Watson, who is currently bunking with his parents in his childhood home, is in the process of buying a home in Newport. He decided to make the move home after his father, a lawyer in the city since the ’60s, talked to him about the benefits of a small-town practice.

Watson, who says he “backed into law school” after taking the LSAT as a backup plan, had at first thought of being a corporate lawyer. After attending Washington and Lee in Virginia and transferring to Rhodes College in Memphis as an undergrad, Watson attained his law degree from the University of Arkansas at Fayetteville. After graduation, he lived in England for six months, then in New York City for a year before moving to Texas, then back to Arkansas, where he finally found his calling.

“I worked for my dad on and off when I graduated,” Watson said. “One case I worked on a lot for a small farmer really helped me decide on being a small-town lawyer.”

The client’s small farm was surrounded by land owned by another farmer with thousands of acres. The farmer with the bigger property wanted the smaller farm, but the owner refused to sell, Watson said. The big-property farmer decided to put farm equipment on a shared road to block the small-time farmer’s access to his own fields, forcing the farmer to spend much more money in gas by taking a longer route.

“The farmer was looking at going bankrupt,” Watson said. “I got to go out all over the area and interview people for evidence in the case.”

Eventually, the road was given an easement, and the farmer was allowed to use and keep his farm.

“I thought, ‘This is neat,’” Watson said. “I could see my work making an impact.”

Watson sees democracy as working best in small doses, and he believed that moving back to Newport would give him the opportunity to have a bigger impact.

“I also get to learn the practice of law from my dad, who has been in the business for 45 years,” Watson said. “I like the idea of having my own clients instead of doing paperwork for the first five years.”

When he’s not working at the firm with his father and brother Todd, who just graduated from George Washington University, Watson tries to participate as much as he can in the Newport community. Watson is currently involved in several groups, including the Chamber of Commerce, The Learning Center’s board of directors, the Walnut Grove Cemetery’s board of directors and the Rotary Club.

Watson has also circled back to become a mentor for activities he participated in as a kid in Newport. He volunteers as a tennis coach at the high school and as a youth leader at St. Paul’s Episcopal Church.

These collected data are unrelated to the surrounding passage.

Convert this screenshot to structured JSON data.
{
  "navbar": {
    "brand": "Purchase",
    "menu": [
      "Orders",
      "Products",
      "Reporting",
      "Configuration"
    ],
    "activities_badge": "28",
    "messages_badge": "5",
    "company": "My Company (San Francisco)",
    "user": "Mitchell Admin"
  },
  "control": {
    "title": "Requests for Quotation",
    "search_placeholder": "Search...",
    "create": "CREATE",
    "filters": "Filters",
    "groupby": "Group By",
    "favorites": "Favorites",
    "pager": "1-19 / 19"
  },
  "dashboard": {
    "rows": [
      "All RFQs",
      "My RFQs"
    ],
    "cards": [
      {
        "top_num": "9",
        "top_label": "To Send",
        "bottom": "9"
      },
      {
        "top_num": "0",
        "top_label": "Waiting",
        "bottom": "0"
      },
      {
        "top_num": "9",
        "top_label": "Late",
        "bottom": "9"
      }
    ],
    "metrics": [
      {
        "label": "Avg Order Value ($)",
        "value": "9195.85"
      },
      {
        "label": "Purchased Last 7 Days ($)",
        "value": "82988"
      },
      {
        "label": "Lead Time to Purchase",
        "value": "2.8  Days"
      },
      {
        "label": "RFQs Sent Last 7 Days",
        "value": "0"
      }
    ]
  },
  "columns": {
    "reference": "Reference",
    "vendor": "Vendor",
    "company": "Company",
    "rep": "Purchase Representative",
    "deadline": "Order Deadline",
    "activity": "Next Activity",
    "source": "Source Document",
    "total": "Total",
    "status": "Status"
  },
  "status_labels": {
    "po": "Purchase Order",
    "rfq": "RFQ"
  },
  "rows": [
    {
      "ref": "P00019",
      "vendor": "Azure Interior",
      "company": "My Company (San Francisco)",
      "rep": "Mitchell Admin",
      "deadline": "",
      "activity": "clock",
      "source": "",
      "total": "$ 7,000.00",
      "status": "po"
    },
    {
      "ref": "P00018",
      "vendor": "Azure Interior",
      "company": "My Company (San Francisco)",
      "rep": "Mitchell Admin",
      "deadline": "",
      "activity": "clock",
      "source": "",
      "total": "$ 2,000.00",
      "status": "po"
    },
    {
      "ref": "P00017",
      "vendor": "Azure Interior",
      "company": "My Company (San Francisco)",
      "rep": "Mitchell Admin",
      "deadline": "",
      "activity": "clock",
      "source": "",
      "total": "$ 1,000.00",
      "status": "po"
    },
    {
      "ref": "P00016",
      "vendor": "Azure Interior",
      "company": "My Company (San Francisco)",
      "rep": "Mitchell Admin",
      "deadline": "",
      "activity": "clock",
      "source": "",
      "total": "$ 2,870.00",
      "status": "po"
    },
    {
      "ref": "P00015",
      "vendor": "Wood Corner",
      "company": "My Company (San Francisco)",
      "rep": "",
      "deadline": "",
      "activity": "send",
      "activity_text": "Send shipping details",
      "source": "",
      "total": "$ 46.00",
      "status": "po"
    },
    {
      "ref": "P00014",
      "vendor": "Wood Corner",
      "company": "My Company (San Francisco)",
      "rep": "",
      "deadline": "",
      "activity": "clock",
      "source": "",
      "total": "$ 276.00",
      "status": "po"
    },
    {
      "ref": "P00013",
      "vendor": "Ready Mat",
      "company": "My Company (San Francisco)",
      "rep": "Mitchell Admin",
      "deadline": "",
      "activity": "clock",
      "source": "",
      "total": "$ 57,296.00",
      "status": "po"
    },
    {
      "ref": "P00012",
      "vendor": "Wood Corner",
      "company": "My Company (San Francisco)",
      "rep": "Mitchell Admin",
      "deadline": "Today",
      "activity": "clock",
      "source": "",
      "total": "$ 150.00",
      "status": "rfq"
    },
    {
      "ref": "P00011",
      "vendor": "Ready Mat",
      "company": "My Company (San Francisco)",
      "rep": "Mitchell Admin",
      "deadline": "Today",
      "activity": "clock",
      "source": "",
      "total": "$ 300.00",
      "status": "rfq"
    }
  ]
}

“Really, this whole thing is a reminder that I’m grown up now,” Watson said. “The kids in the youth group will find pictures of me from when I was in a kid in ’92. It’s a trip.”

Though he’s only been back in town for less than two years, Watson’s weeks are already packed. When he does have free time, he likes to spend it with his girlfriend, who lives in Jonesboro, or working with his as-yet-unamed ’80s cover band.

“Being involved in the community is what I was thinking would be great about the job when I moved to Newport,” Watson said. “Newport used to be a bigger place with a stronger community, and I think that’s fallen off in the last 20 years or so. We need to get people motivated. This is the kind of place where one person’s voice can be heard.”